2. Basis of Presentation and Summary of Significant Accounting Policies

Basis of Presentation

The accompanying unaudited interim condensed consolidated financial statements and related notes have been prepared in accordance with accounting principles generally accepted in the United States (“GAAP”) and applicable rules and regulations of the United States Securities and Exchange Commission (the “SEC”) regarding interim financial reporting. Accordingly, they do not include all disclosures normally required in annual consolidated financial statements prepared in accordance with GAAP. Therefore, these unaudited condensed consolidated financial statements and related notes should be read in conjunction with the audited consolidated financial statements and the related notes included in the Company's Form 10-K for the year ended December 31, 2022 filed with the SEC on March 3, 2023 (the "2022 Form 10-K").

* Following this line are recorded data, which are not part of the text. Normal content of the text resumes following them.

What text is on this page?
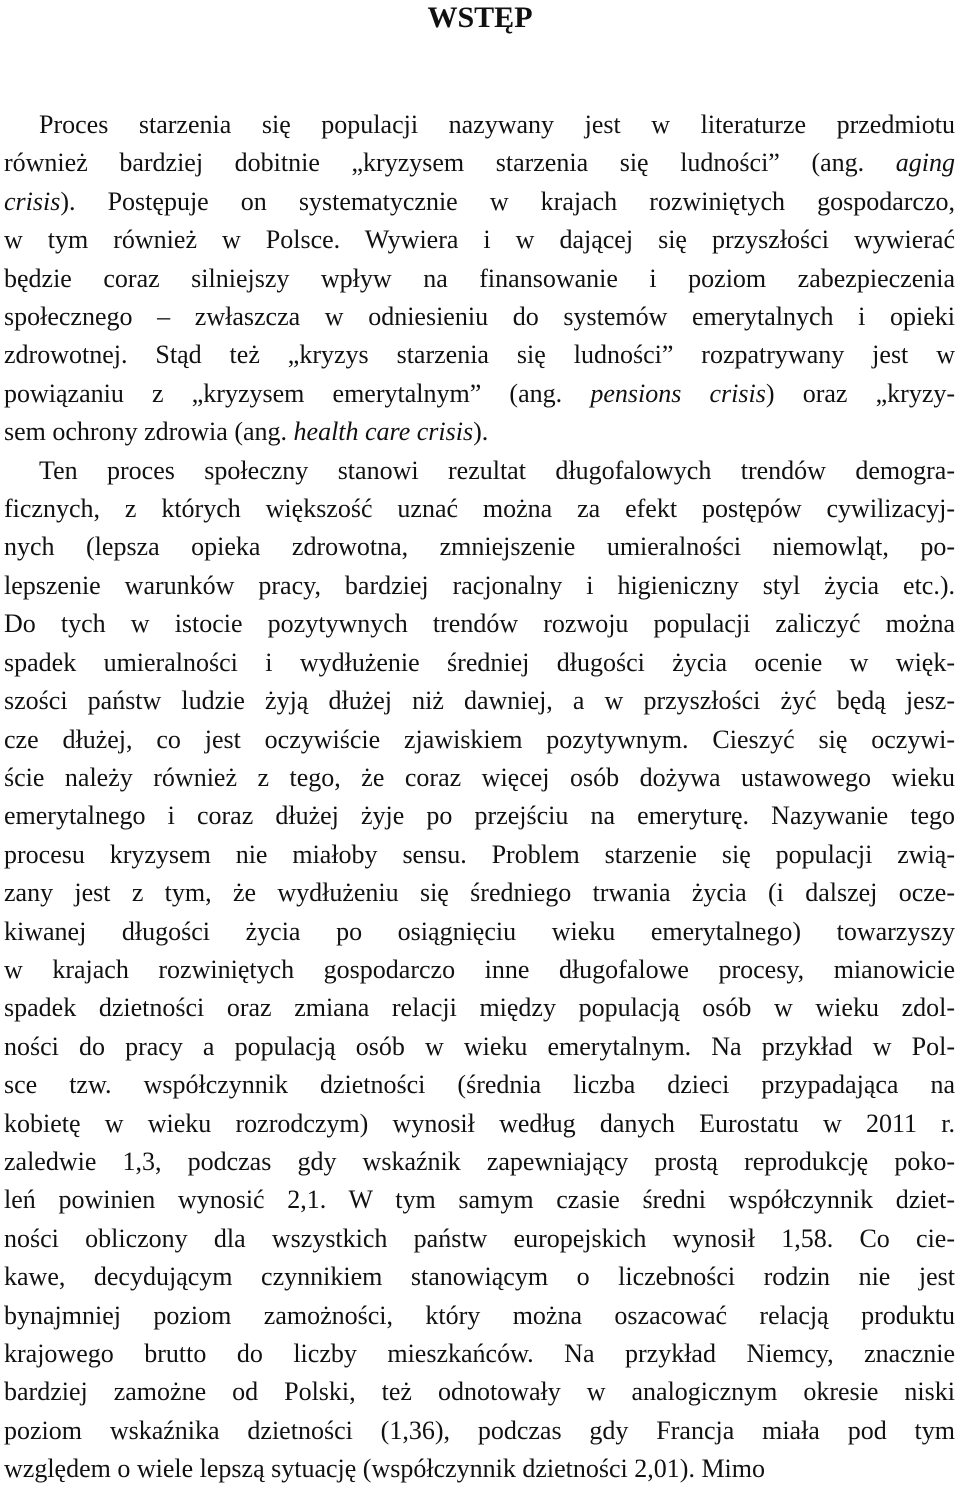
WSTĘP
Proces starzenia się populacji nazywany jest w literaturze przedmiotu
również bardziej dobitnie „kryzysem starzenia się ludności” (ang. aging
crisis). Postępuje on systematycznie w krajach rozwiniętych gospodarczo,
w tym również w Polsce. Wywiera i w dającej się przyszłości wywierać
będzie coraz silniejszy wpływ na finansowanie i poziom zabezpieczenia
społecznego – zwłaszcza w odniesieniu do systemów emerytalnych i opieki
zdrowotnej. Stąd też „kryzys starzenia się ludności” rozpatrywany jest w
powiązaniu z „kryzysem emerytalnym” (ang. pensions crisis) oraz „kryzy-
sem ochrony zdrowia (ang. health care crisis).
Ten proces społeczny stanowi rezultat długofalowych trendów demogra-
ficznych, z których większość uznać można za efekt postępów cywilizacyj-
nych (lepsza opieka zdrowotna, zmniejszenie umieralności niemowląt, po-
lepszenie warunków pracy, bardziej racjonalny i higieniczny styl życia etc.).
Do tych w istocie pozytywnych trendów rozwoju populacji zaliczyć można
spadek umieralności i wydłużenie średniej długości życia ocenie w więk-
szości państw ludzie żyją dłużej niż dawniej, a w przyszłości żyć będą jesz-
cze dłużej, co jest oczywiście zjawiskiem pozytywnym. Cieszyć się oczywi-
ście należy również z tego, że coraz więcej osób dożywa ustawowego wieku
emerytalnego i coraz dłużej żyje po przejściu na emeryturę. Nazywanie tego
procesu kryzysem nie miałoby sensu. Problem starzenie się populacji zwią-
zany jest z tym, że wydłużeniu się średniego trwania życia (i dalszej ocze-
kiwanej długości życia po osiągnięciu wieku emerytalnego) towarzyszy
w krajach rozwiniętych gospodarczo inne długofalowe procesy, mianowicie
spadek dzietności oraz zmiana relacji między populacją osób w wieku zdol-
ności do pracy a populacją osób w wieku emerytalnym. Na przykład w Pol-
sce tzw. współczynnik dzietności (średnia liczba dzieci przypadająca na
kobietę w wieku rozrodczym) wynosił według danych Eurostatu w 2011 r.
zaledwie 1,3, podczas gdy wskaźnik zapewniający prostą reprodukcję poko-
leń powinien wynosić 2,1. W tym samym czasie średni współczynnik dziet-
ności obliczony dla wszystkich państw europejskich wynosił 1,58. Co cie-
kawe, decydującym czynnikiem stanowiącym o liczebności rodzin nie jest
bynajmniej poziom zamożności, który można oszacować relacją produktu
krajowego brutto do liczby mieszkańców. Na przykład Niemcy, znacznie
bardziej zamożne od Polski, też odnotowały w analogicznym okresie niski
poziom wskaźnika dzietności (1,36), podczas gdy Francja miała pod tym
względem o wiele lepszą sytuację (współczynnik dzietności 2,01). Mimo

These unaudited interim condensed consolidated financial statements have been prepared on the same basis as the annual financial statements and reflect all adjustments, which include only normal recurring adjustments necessary for the fair statement of the Company’s financial position, results of operations, comprehensive income, changes in stockholders' equity and cash flows for the periods presented. The results of operations for the three months ended March 31, 2023 and 2022 are not necessarily indicative of the results to be expected for the full year or any other future interim or annual period.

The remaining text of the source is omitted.